Deniz turizminin yanı sıra görülecek birçok yeri, yapılacak birçok aktivitesi ile Fethiye, tatil severler için çok yönlü bir seçenek. Fethiye’de görülmesi gereken yerlerin başında ise Kayaköy geliyor.
İlk olarak 1996 yılında henüz çocukken gittiğim Kayaköy, tekrar gitmeyi hep istediğim yerlerden biriydi. O zamanlar ile ilgili hatırladığım tek şey ise bize rehberlik yapan kişinin, Kayaköy’deki manyetik etki yüzünden kimse burada fotoğraf çekemiyor demesiydi. Elimizde analog fotoğraf makinelerinin olduğu dönemde, Kayaköy’de çektiğimiz tüm fotoğraflar da yanınca gerçek diye düşünmüştük. Yıllar sonra tekrar görme şansı bulduğum Kayaköy’de bu defa gönlümce çektim fotoğrafları. Dar sokakları, harap olmuş taş binaları ve yerleşim düzeniyle çok etkileyici bir atmosferi olan Kayaköy, hatırladığımdan çok daha büyük bir alanmış.

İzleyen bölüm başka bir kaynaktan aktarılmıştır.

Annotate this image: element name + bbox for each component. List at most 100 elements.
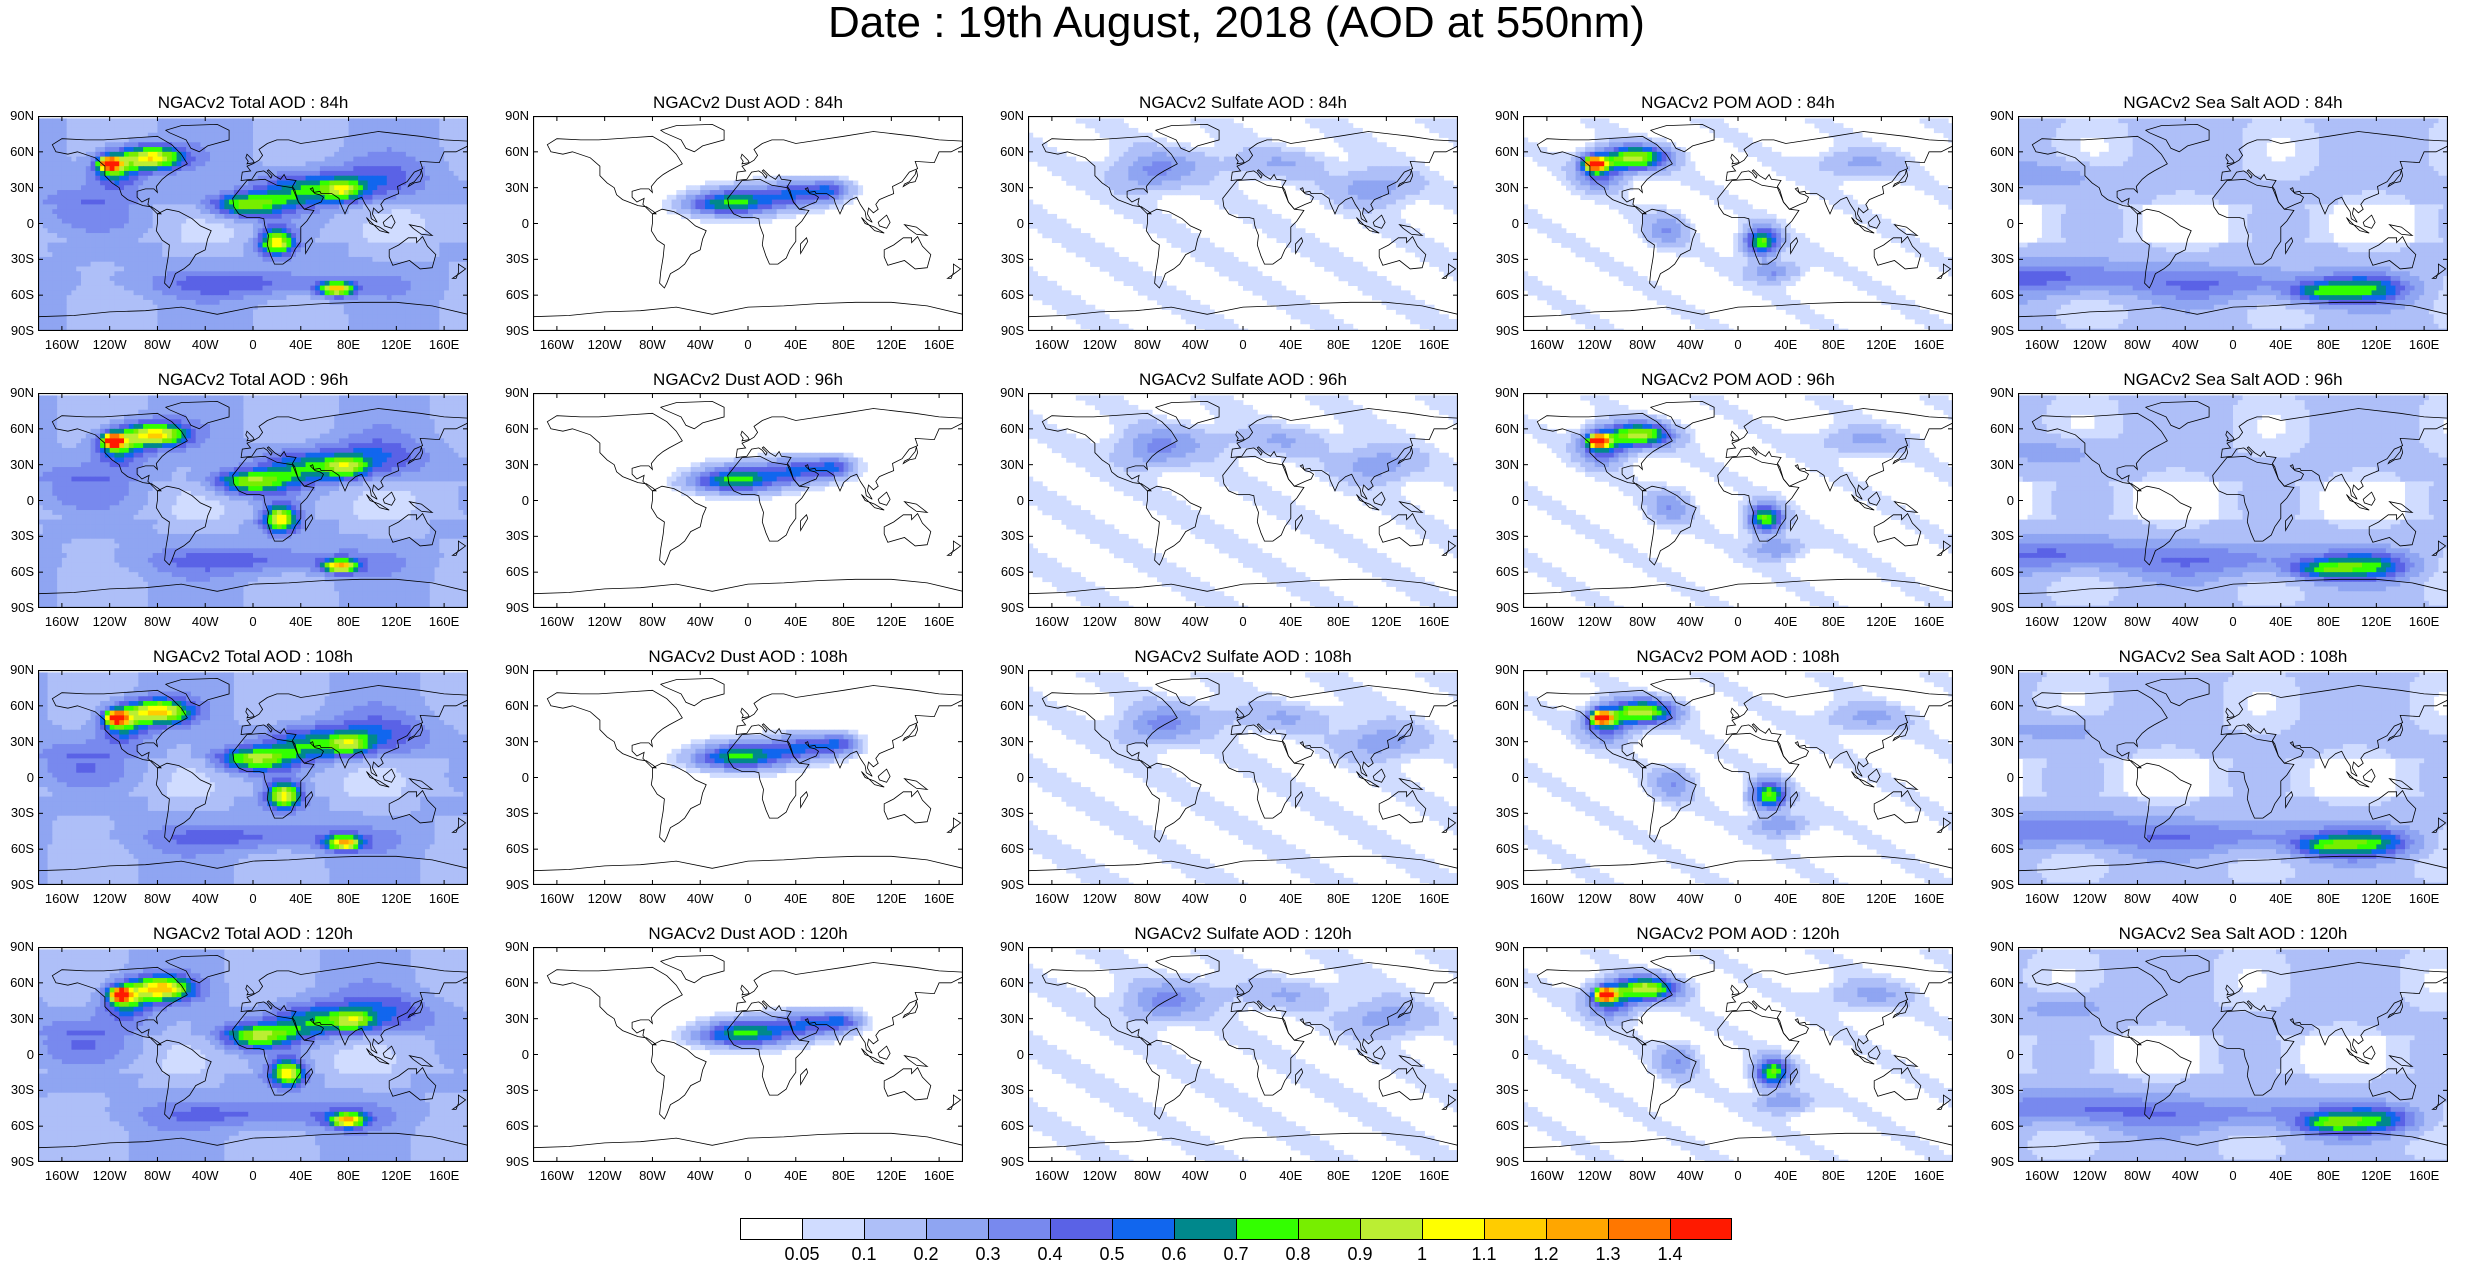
aod-cell <box>248 181 253 186</box>
aod-cell <box>62 233 67 238</box>
aod-cell <box>401 152 406 157</box>
aod-cell <box>43 181 48 186</box>
aod-cell <box>215 243 220 248</box>
aod-cell <box>229 185 234 190</box>
aod-cell <box>310 123 315 128</box>
aod-cell <box>210 319 215 324</box>
aod-cell <box>157 319 162 324</box>
aod-cell <box>105 271 110 276</box>
aod-cell <box>229 300 234 305</box>
aod-cell <box>1190 157 1195 162</box>
aod-cell <box>205 123 210 128</box>
aod-cell <box>762 209 767 214</box>
aod-cell <box>449 286 454 291</box>
aod-cell <box>406 271 411 276</box>
aod-map <box>38 116 468 331</box>
aod-cell <box>177 310 182 315</box>
aod-cell <box>138 209 143 214</box>
aod-cell <box>415 176 420 181</box>
aod-cell <box>48 128 53 133</box>
aod-cell <box>210 147 215 152</box>
aod-cell <box>1210 147 1215 152</box>
aod-cell <box>334 166 339 171</box>
aod-cell <box>1305 118 1310 123</box>
aod-cell <box>148 224 153 229</box>
aod-cell <box>248 157 253 162</box>
aod-cell <box>86 228 91 233</box>
aod-cell <box>119 295 124 300</box>
aod-cell <box>200 128 205 133</box>
aod-cell <box>134 195 139 200</box>
aod-cell <box>339 324 344 329</box>
aod-cell <box>401 224 406 229</box>
aod-cell <box>349 314 354 319</box>
aod-cell <box>277 314 282 319</box>
aod-cell <box>301 209 306 214</box>
aod-cell <box>57 290 62 295</box>
aod-cell <box>382 147 387 152</box>
aod-cell <box>363 185 368 190</box>
aod-cell <box>315 295 320 300</box>
aod-cell <box>387 314 392 319</box>
aod-cell <box>439 200 444 205</box>
aod-cell <box>95 214 100 219</box>
aod-cell <box>1229 147 1234 152</box>
aod-cell <box>781 185 786 190</box>
aod-cell <box>310 224 315 229</box>
aod-cell <box>344 281 349 286</box>
aod-cell <box>858 185 863 190</box>
aod-cell <box>329 314 334 319</box>
aod-cell <box>372 262 377 267</box>
aod-cell <box>124 252 129 257</box>
lon-tick-label: 80W <box>639 338 666 352</box>
aod-cell <box>1238 157 1243 162</box>
aod-cell <box>358 181 363 186</box>
aod-cell <box>191 276 196 281</box>
aod-cell <box>349 286 354 291</box>
aod-cell <box>719 214 724 219</box>
lon-tick-label: 0 <box>744 338 751 352</box>
aod-cell <box>306 224 311 229</box>
aod-cell <box>377 324 382 329</box>
aod-cell <box>748 190 753 195</box>
aod-cell <box>406 118 411 123</box>
aod-cell <box>282 295 287 300</box>
aod-cell <box>439 267 444 272</box>
aod-cell <box>48 267 53 272</box>
aod-cell <box>105 257 110 262</box>
aod-cell <box>695 204 700 209</box>
aod-cell <box>162 286 167 291</box>
aod-cell <box>387 271 392 276</box>
aod-cell <box>1195 152 1200 157</box>
aod-cell <box>95 310 100 315</box>
aod-cell <box>71 142 76 147</box>
aod-cell <box>296 252 301 257</box>
aod-cell <box>296 214 301 219</box>
aod-cell <box>110 123 115 128</box>
aod-cell <box>48 181 53 186</box>
aod-cell <box>286 247 291 252</box>
aod-cell <box>1057 166 1062 171</box>
aod-cell <box>48 133 53 138</box>
aod-cell <box>396 267 401 272</box>
aod-cell <box>48 252 53 257</box>
aod-cell <box>363 228 368 233</box>
aod-cell <box>263 295 268 300</box>
aod-cell <box>1100 123 1105 128</box>
aod-cell <box>681 204 686 209</box>
aod-cell <box>167 271 172 276</box>
aod-cell <box>48 152 53 157</box>
aod-cell <box>81 214 86 219</box>
aod-cell <box>444 204 449 209</box>
aod-cell <box>325 247 330 252</box>
aod-cell <box>177 252 182 257</box>
aod-cell <box>86 195 91 200</box>
aod-cell <box>306 319 311 324</box>
aod-cell <box>157 252 162 257</box>
aod-cell <box>86 200 91 205</box>
aod-cell <box>81 147 86 152</box>
aod-cell <box>686 190 691 195</box>
aod-cell <box>124 176 129 181</box>
aod-cell <box>134 118 139 123</box>
aod-cell <box>224 228 229 233</box>
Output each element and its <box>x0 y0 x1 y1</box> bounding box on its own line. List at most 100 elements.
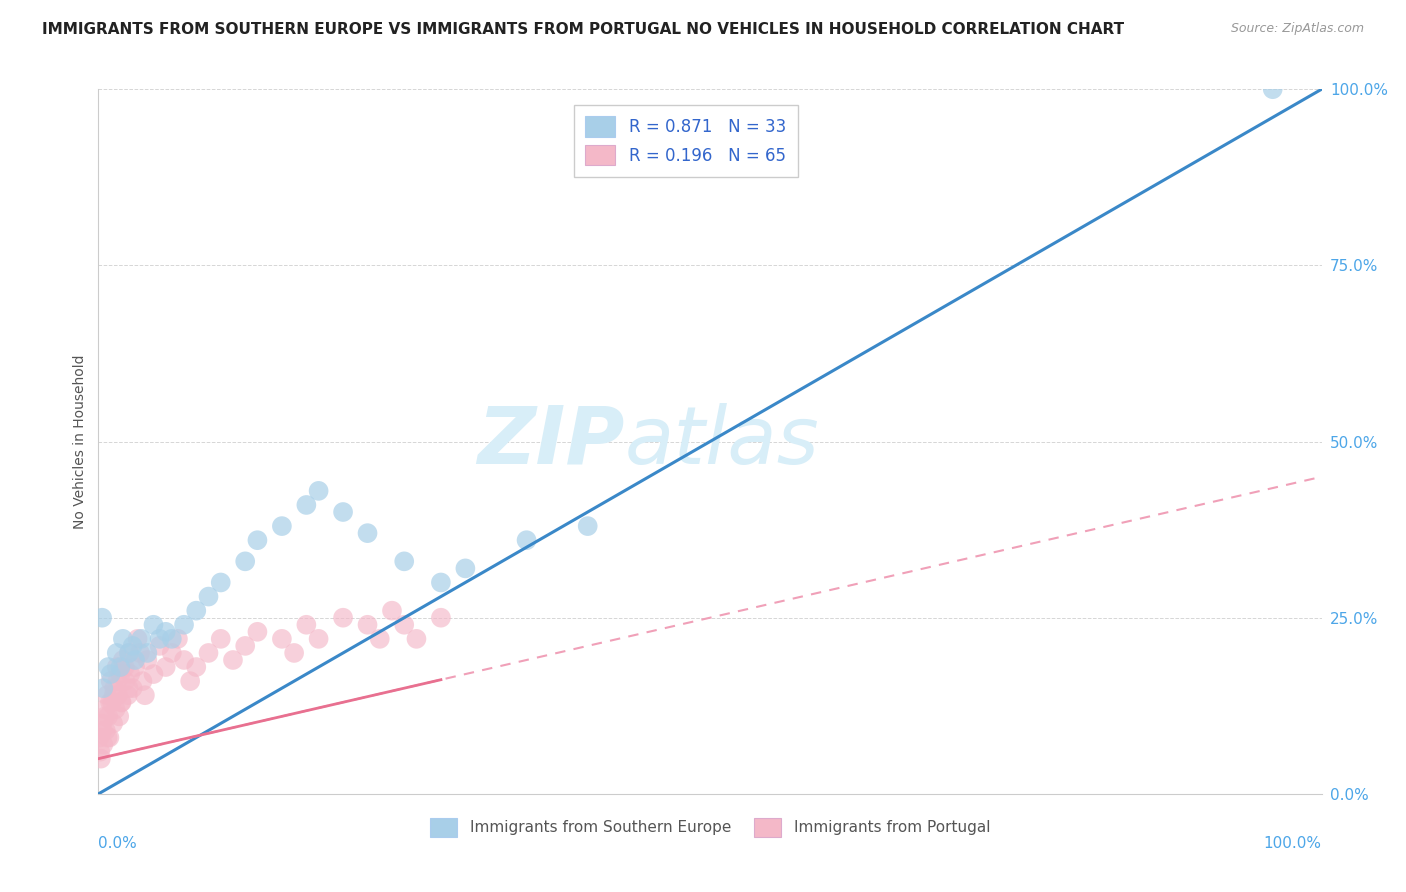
Point <box>233 554 256 568</box>
Point <box>105 660 128 674</box>
Point <box>356 617 378 632</box>
Point <box>90 751 112 765</box>
Point <box>100 667 122 681</box>
Point <box>1261 82 1284 96</box>
Point <box>91 738 114 752</box>
Point <box>103 688 125 702</box>
Point <box>381 604 404 618</box>
Point <box>117 688 139 702</box>
Point <box>97 709 120 723</box>
Point <box>270 632 294 646</box>
Point <box>110 660 132 674</box>
Point <box>93 702 115 716</box>
Point <box>283 646 305 660</box>
Point <box>516 533 538 548</box>
Point <box>91 610 114 624</box>
Point <box>392 554 416 568</box>
Point <box>155 624 177 639</box>
Point <box>96 688 118 702</box>
Point <box>430 610 453 624</box>
Point <box>186 660 208 674</box>
Legend: Immigrants from Southern Europe, Immigrants from Portugal: Immigrants from Southern Europe, Immigra… <box>423 812 997 843</box>
Point <box>124 653 146 667</box>
Point <box>142 667 165 681</box>
Text: atlas: atlas <box>624 402 820 481</box>
Point <box>124 660 146 674</box>
Point <box>89 731 111 745</box>
Point <box>94 709 117 723</box>
Point <box>98 731 121 745</box>
Point <box>368 632 391 646</box>
Point <box>108 709 131 723</box>
Point <box>91 716 114 731</box>
Point <box>94 723 117 738</box>
Point <box>110 667 132 681</box>
Point <box>103 681 125 696</box>
Point <box>308 483 330 498</box>
Point <box>129 632 152 646</box>
Point <box>246 624 269 639</box>
Point <box>104 702 127 716</box>
Point <box>118 646 141 660</box>
Point <box>197 590 219 604</box>
Point <box>91 723 114 738</box>
Point <box>98 695 121 709</box>
Point <box>114 674 136 689</box>
Point <box>97 660 120 674</box>
Point <box>167 632 190 646</box>
Point <box>118 646 141 660</box>
Point <box>100 674 122 689</box>
Point <box>209 632 232 646</box>
Point <box>121 639 143 653</box>
Point <box>430 575 453 590</box>
Point <box>97 731 120 745</box>
Point <box>107 688 129 702</box>
Point <box>111 695 134 709</box>
Point <box>295 498 318 512</box>
Point <box>91 681 114 696</box>
Text: ZIP: ZIP <box>477 402 624 481</box>
Point <box>356 526 378 541</box>
Point <box>129 646 152 660</box>
Point <box>149 632 172 646</box>
Point <box>136 646 159 660</box>
Point <box>121 681 143 696</box>
Point <box>134 688 156 702</box>
Point <box>405 632 427 646</box>
Point <box>127 632 149 646</box>
Point <box>110 695 132 709</box>
Text: IMMIGRANTS FROM SOUTHERN EUROPE VS IMMIGRANTS FROM PORTUGAL NO VEHICLES IN HOUSE: IMMIGRANTS FROM SOUTHERN EUROPE VS IMMIG… <box>42 22 1125 37</box>
Point <box>142 617 165 632</box>
Point <box>308 632 330 646</box>
Point <box>209 575 232 590</box>
Text: 0.0%: 0.0% <box>98 836 138 851</box>
Point <box>105 646 128 660</box>
Point <box>111 632 134 646</box>
Point <box>270 519 294 533</box>
Point <box>160 632 183 646</box>
Text: 100.0%: 100.0% <box>1264 836 1322 851</box>
Point <box>173 653 195 667</box>
Point <box>101 716 124 731</box>
Point <box>186 604 208 618</box>
Y-axis label: No Vehicles in Household: No Vehicles in Household <box>73 354 87 529</box>
Point <box>114 660 136 674</box>
Point <box>111 653 134 667</box>
Point <box>131 674 153 689</box>
Point <box>160 646 183 660</box>
Point <box>576 519 599 533</box>
Point <box>222 653 245 667</box>
Point <box>392 617 416 632</box>
Point <box>197 646 219 660</box>
Point <box>173 617 195 632</box>
Point <box>105 674 128 689</box>
Point <box>233 639 256 653</box>
Point <box>332 505 354 519</box>
Point <box>295 617 318 632</box>
Point <box>149 639 172 653</box>
Point <box>454 561 477 575</box>
Text: Source: ZipAtlas.com: Source: ZipAtlas.com <box>1230 22 1364 36</box>
Point <box>117 681 139 696</box>
Point <box>101 695 124 709</box>
Point <box>179 674 201 689</box>
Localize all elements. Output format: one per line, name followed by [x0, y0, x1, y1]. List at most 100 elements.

Fethiye’nin 8 Km. güneyinde bulunan ve Antik Dönemde Karmylassos olarak bilinen Kayaköy’ün geçmişi, filolojik verilere göre M.Ö.3000 yıllarına kadar gitmesine karşın mevcut kalıntılarda M.Ö.4.yy.dan daha eskiye ait bir yapı henüz tespit edilmemiştir.
Kentte yamaca dayalı olarak görülen yapı gruplarının tamamı Osmanlı İmparatorluğu’nun geç dönemlerinde, azınlıklara tanınan haklar sonucu iskan edilen Rumlarca yapılmıştır. Adının Kayaköy olduğuna aldanmayın. Osmanlı Devleti’nin son dönemlerinde 3000 nufüsa ulaşmış bir yerleşim yeri burası.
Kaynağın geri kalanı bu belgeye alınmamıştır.